C'est en 1931 avec l'arrivée à la mairie de Simon Sabiani que Carbone et Spirito sont véritablement envoyés au sommet. Simon Sabiani, c'est l'homme politique derrière lequel ils se sont rangés. À l'époque la pratique est courante, les politiques de tous bords s'adjoignant les services de truands afin d'encadrer les colleurs d'affiches, gêner les réunions des concurrents, assurer le service d'ordre, faire le coup de poing, fausser les résultats de l'un ou l'autre bureau de vote, et quelques autres broutilles plus ou moins légales. En échange de quoi les politiques arrangent les affaires de leurs "agents électoraux", de la levée d'interdiction de séjour aux emplois fictifs, en passant par une certaine tolérance quant à leurs activités. Chaque parti possède ainsi une petite armée d'hommes de main : on retrouve les Renucci aux côtés des Radicaux, les Guérini avec les socialistes, et le tandem Carbone-Spirito avec l'ambitieux carriériste Simon Sabiani. Ce corse sans scrupules et démagogue né en 1888 à Casamaccioli a été élu député en 1928 sur la liste des Indépendants et pratique un clientélisme à grande échelle, notamment auprès de la communauté corse de Marseille (forte de 60 000 membres). Paul Carbone y voit une opportunité et se glisse avec ses hommes dans le sillage de Sabiani. Ils deviennent amis, le politique n'hésitant pas à s'afficher aux mêmes tables que le gangster et à proclamer dans un discours "rarement dans ma vie je n'ai rencontré de coeur aussi noble que celui de Carbone".
En juillet 1930 il n'hésite pas non plus à soutenir le frère de Paul Carbone, François dit Tchichakoff, alors que ce dernier est jugé pour le meurtre d'un proxénète. Il essaiera même d'influencer les jurés.

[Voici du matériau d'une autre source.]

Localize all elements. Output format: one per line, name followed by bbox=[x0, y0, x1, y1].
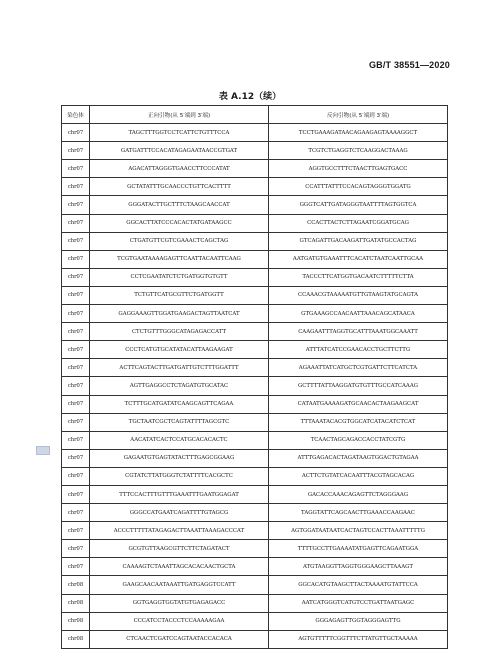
reverse-primer-cell: CCATTTATTTCCACAGTAGGGTGGATG bbox=[269, 178, 448, 196]
chromosome-cell: chr07 bbox=[62, 540, 90, 558]
reverse-primer-cell: GTCAGATTGACAAGATTGATATGCCACTAG bbox=[269, 232, 448, 250]
forward-primer-cell: CTCTGTTTGGGCATAGAGACCATT bbox=[90, 323, 269, 341]
chromosome-cell: chr08 bbox=[62, 594, 90, 612]
table-row bbox=[62, 124, 448, 142]
forward-primer-cell: CAAAAGTCTAAATTAGCACACAACTGCTA bbox=[90, 558, 269, 576]
forward-primer-cell: CCCTCATGTGCATATACATTAAGAAGAT bbox=[90, 341, 269, 359]
chromosome-cell: chr07 bbox=[62, 431, 90, 449]
forward-primer-cell: GAAGCAACAATAAATTGATGAGGTCCATT bbox=[90, 576, 269, 594]
reverse-primer-cell: GGCACATGTAAGCTTACTAAAATGTATTCCA bbox=[269, 576, 448, 594]
forward-primer-cell: CCTCGAATATCTCTGATGGTGTGTT bbox=[90, 268, 269, 286]
reverse-primer-cell: TTTTGCCTTGAAAATATGAGTTCAGAATGGA bbox=[269, 540, 448, 558]
table-row bbox=[62, 341, 448, 359]
forward-primer-cell: AGACATTAGGGTGAACCTTCCCATAT bbox=[90, 160, 269, 178]
chromosome-cell: chr07 bbox=[62, 178, 90, 196]
chromosome-cell: chr07 bbox=[62, 377, 90, 395]
reverse-primer-cell: CCAAACGTAAAAATGTTGTAAGTATGCAGTA bbox=[269, 286, 448, 304]
chromosome-cell: chr07 bbox=[62, 305, 90, 323]
forward-primer-cell: TAGCTTTGGTCCTCATTCTGTTTCCA bbox=[90, 124, 269, 142]
chromosome-cell: chr08 bbox=[62, 612, 90, 630]
forward-primer-cell: CGTATCTTATGGGTCTATTTTCACGCTC bbox=[90, 467, 269, 485]
chromosome-cell: chr07 bbox=[62, 449, 90, 467]
forward-primer-cell: GATGATTTCCACATAGAGAATAACCGTGAT bbox=[90, 142, 269, 160]
chromosome-cell: chr07 bbox=[62, 395, 90, 413]
reverse-primer-cell: AGGTGCCTTTCTAACTTGAGTGACC bbox=[269, 160, 448, 178]
table-row bbox=[62, 268, 448, 286]
reverse-primer-cell: GGGTCATTGATAGGGTAATTTTAGTGGTCA bbox=[269, 196, 448, 214]
table-header-row bbox=[62, 106, 448, 124]
table-row bbox=[62, 594, 448, 612]
forward-primer-cell: TCTGTTCATGCGTTCTGATGGTT bbox=[90, 286, 269, 304]
table-row bbox=[62, 485, 448, 503]
reverse-primer-cell: GTGAAAGCCAACAATTAAACAGCATAACA bbox=[269, 305, 448, 323]
table-row bbox=[62, 286, 448, 304]
reverse-primer-cell: AGTGGATAATAATCACTAGTCCACTTAAATTTTTG bbox=[269, 522, 448, 540]
table-row bbox=[62, 467, 448, 485]
table-row bbox=[62, 395, 448, 413]
chromosome-cell: chr08 bbox=[62, 576, 90, 594]
column-header-reverse-primer: 反向引物(从 5′端到 3′端) bbox=[269, 106, 448, 124]
table-row bbox=[62, 558, 448, 576]
forward-primer-cell: GGTGAGGTGGTATGTGAGAGACC bbox=[90, 594, 269, 612]
forward-primer-cell: TTTCCACTTTGTTTGAAATTTGAATGGAGAT bbox=[90, 485, 269, 503]
table-row bbox=[62, 196, 448, 214]
table-row bbox=[62, 377, 448, 395]
column-header-forward-primer: 正向引物(从 5′端到 3′端) bbox=[90, 106, 269, 124]
forward-primer-cell: GGGATACTTGCTTTCTAAGCAACCAT bbox=[90, 196, 269, 214]
reverse-primer-cell: AGTGTTTTTCGGTTTCTTATGTTGCTAAAAA bbox=[269, 630, 448, 648]
forward-primer-cell: GAGAATGTGAGTATACTTTGAGCGGAAG bbox=[90, 449, 269, 467]
table-row bbox=[62, 612, 448, 630]
forward-primer-cell: GCGTGTTAAGCGTTCTTCTAGATACT bbox=[90, 540, 269, 558]
column-header-chromosome: 染色体 bbox=[62, 106, 90, 124]
chromosome-cell: chr07 bbox=[62, 467, 90, 485]
table-row bbox=[62, 449, 448, 467]
chromosome-cell: chr07 bbox=[62, 341, 90, 359]
table-row bbox=[62, 359, 448, 377]
table-row bbox=[62, 630, 448, 648]
reverse-primer-cell: CATAATGAAAAGATGCAACACTAAGAAGCAT bbox=[269, 395, 448, 413]
table-row bbox=[62, 540, 448, 558]
forward-primer-cell: CTGATGTTCGTCGAAACTCAGCTAG bbox=[90, 232, 269, 250]
reverse-primer-cell: GCTTTTATTAAGGATGTGTTTGCCATCAAAG bbox=[269, 377, 448, 395]
reverse-primer-cell: GACACCAAACAGAGTTCTAGGGAAG bbox=[269, 485, 448, 503]
side-marker bbox=[36, 446, 50, 455]
forward-primer-cell: ACTTCAGTACTTGATGATTGTCTTTGGATTT bbox=[90, 359, 269, 377]
forward-primer-cell: GGGCCATGAATCAGATTTTGTAGCG bbox=[90, 504, 269, 522]
forward-primer-cell: TCGTGAATAAAAGAGTTCAATTACAATTCAAG bbox=[90, 250, 269, 268]
forward-primer-cell: AGTTGAGGCCTCTAGATGTGCATAC bbox=[90, 377, 269, 395]
forward-primer-cell: GCTATATTTGCAACCCTGTTCACTTTT bbox=[90, 178, 269, 196]
forward-primer-cell: TGCTAATCGCTCAGTATTTTAGCGTC bbox=[90, 413, 269, 431]
chromosome-cell: chr07 bbox=[62, 142, 90, 160]
chromosome-cell: chr07 bbox=[62, 160, 90, 178]
chromosome-cell: chr07 bbox=[62, 413, 90, 431]
table-row bbox=[62, 232, 448, 250]
reverse-primer-cell: ACTTCTGTATCACAATTTACGTAGCACAG bbox=[269, 467, 448, 485]
standard-code: GB/T 38551—2020 bbox=[368, 60, 450, 70]
reverse-primer-cell: ATTTGAGACACTAGATAAGTGGACTGTAGAA bbox=[269, 449, 448, 467]
table-title: 表 A.12（续） bbox=[218, 92, 282, 102]
chromosome-cell: chr07 bbox=[62, 323, 90, 341]
chromosome-cell: chr07 bbox=[62, 522, 90, 540]
table-row bbox=[62, 250, 448, 268]
chromosome-cell: chr07 bbox=[62, 214, 90, 232]
reverse-primer-cell: AATGATGTGAAATTTCACATCTAATCAATTGCAA bbox=[269, 250, 448, 268]
table-row bbox=[62, 576, 448, 594]
reverse-primer-cell: AGAAATTATCATGCTCGTGATTCTTCATCTA bbox=[269, 359, 448, 377]
chromosome-cell: chr08 bbox=[62, 630, 90, 648]
reverse-primer-cell: AATCATGGGTCATGTCCTGATTAATGAGC bbox=[269, 594, 448, 612]
primer-table bbox=[61, 105, 448, 649]
table-body bbox=[62, 124, 448, 649]
reverse-primer-cell: ATGTAAGGTTAGGTGGGAAGCTTAAAGT bbox=[269, 558, 448, 576]
reverse-primer-cell: CAAGAATTTAGGTGCATTTAAATGGCAAATT bbox=[269, 323, 448, 341]
table-row bbox=[62, 522, 448, 540]
reverse-primer-cell: ATTTATCATCCGAACACCTGCTTCTTG bbox=[269, 341, 448, 359]
chromosome-cell: chr07 bbox=[62, 485, 90, 503]
forward-primer-cell: AACATATCACTCCATGCACACACTC bbox=[90, 431, 269, 449]
table-row bbox=[62, 504, 448, 522]
chromosome-cell: chr07 bbox=[62, 196, 90, 214]
reverse-primer-cell: GGGAGAGTTGGTAGGGAGTTG bbox=[269, 612, 448, 630]
forward-primer-cell: GGCACTTATCCCACACTATGATAAGCC bbox=[90, 214, 269, 232]
table-row bbox=[62, 142, 448, 160]
forward-primer-cell: TCTTTGCATGATATCAAGCAGTTCAGAA bbox=[90, 395, 269, 413]
reverse-primer-cell: TTTAAATACACGTGGCATCATACATCTCAT bbox=[269, 413, 448, 431]
chromosome-cell: chr07 bbox=[62, 124, 90, 142]
reverse-primer-cell: TCCTGAAAGATAACAGAAGAGTAAAAGGCT bbox=[269, 124, 448, 142]
chromosome-cell: chr07 bbox=[62, 558, 90, 576]
table-row bbox=[62, 323, 448, 341]
reverse-primer-cell: TCGTCTGAGGTCTCAAGGACTAAAG bbox=[269, 142, 448, 160]
table-row bbox=[62, 413, 448, 431]
forward-primer-cell: GAGGAAAGTTGGATGAAGACTAGTTAATCAT bbox=[90, 305, 269, 323]
chromosome-cell: chr07 bbox=[62, 504, 90, 522]
chromosome-cell: chr07 bbox=[62, 232, 90, 250]
chromosome-cell: chr07 bbox=[62, 268, 90, 286]
forward-primer-cell: CTCAACTCGATCCAGTAATACCACACA bbox=[90, 630, 269, 648]
chromosome-cell: chr07 bbox=[62, 359, 90, 377]
chromosome-cell: chr07 bbox=[62, 250, 90, 268]
reverse-primer-cell: TCAACTAGCAGACCACCTATCGTG bbox=[269, 431, 448, 449]
forward-primer-cell: ACCCTTTTTATAGAGACTTAAATTAAAGACCCAT bbox=[90, 522, 269, 540]
chromosome-cell: chr07 bbox=[62, 286, 90, 304]
forward-primer-cell: CCCATCCTACCCTCCAAAAAGAA bbox=[90, 612, 269, 630]
reverse-primer-cell: CCACTTACTCTTAGAATCGGATGCAG bbox=[269, 214, 448, 232]
table-row bbox=[62, 160, 448, 178]
table-row bbox=[62, 431, 448, 449]
table-row bbox=[62, 214, 448, 232]
table-row bbox=[62, 305, 448, 323]
table-row bbox=[62, 178, 448, 196]
reverse-primer-cell: TAGGTATTCAGCAACTTGAAACCAAGAAC bbox=[269, 504, 448, 522]
reverse-primer-cell: TACCCTTCATGGTGACAATCTTTTTCTTA bbox=[269, 268, 448, 286]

Parallèlement, Sabiani crée le poste d'inspecteur des stades spécialement pour Jeannot, l'autre frère de Carbone. Lequel Jeannot tirera quelques temps plus tard, en 1936, sur l'homme de main d'un adversaire de Sabiani, Ferri Pisani, et le blesse à la cuisse sans n'être inquiété une seule seconde. Ce genre d'épisode violent est fréquent pendant les campagnes. En 1935 par exemple, une fusillade éclate entre des hommes de Carbone et ceux d'Antoine Guérini à la sortie d'une réunion électorale près de la gare Saint-Charles, sans faire de blessés.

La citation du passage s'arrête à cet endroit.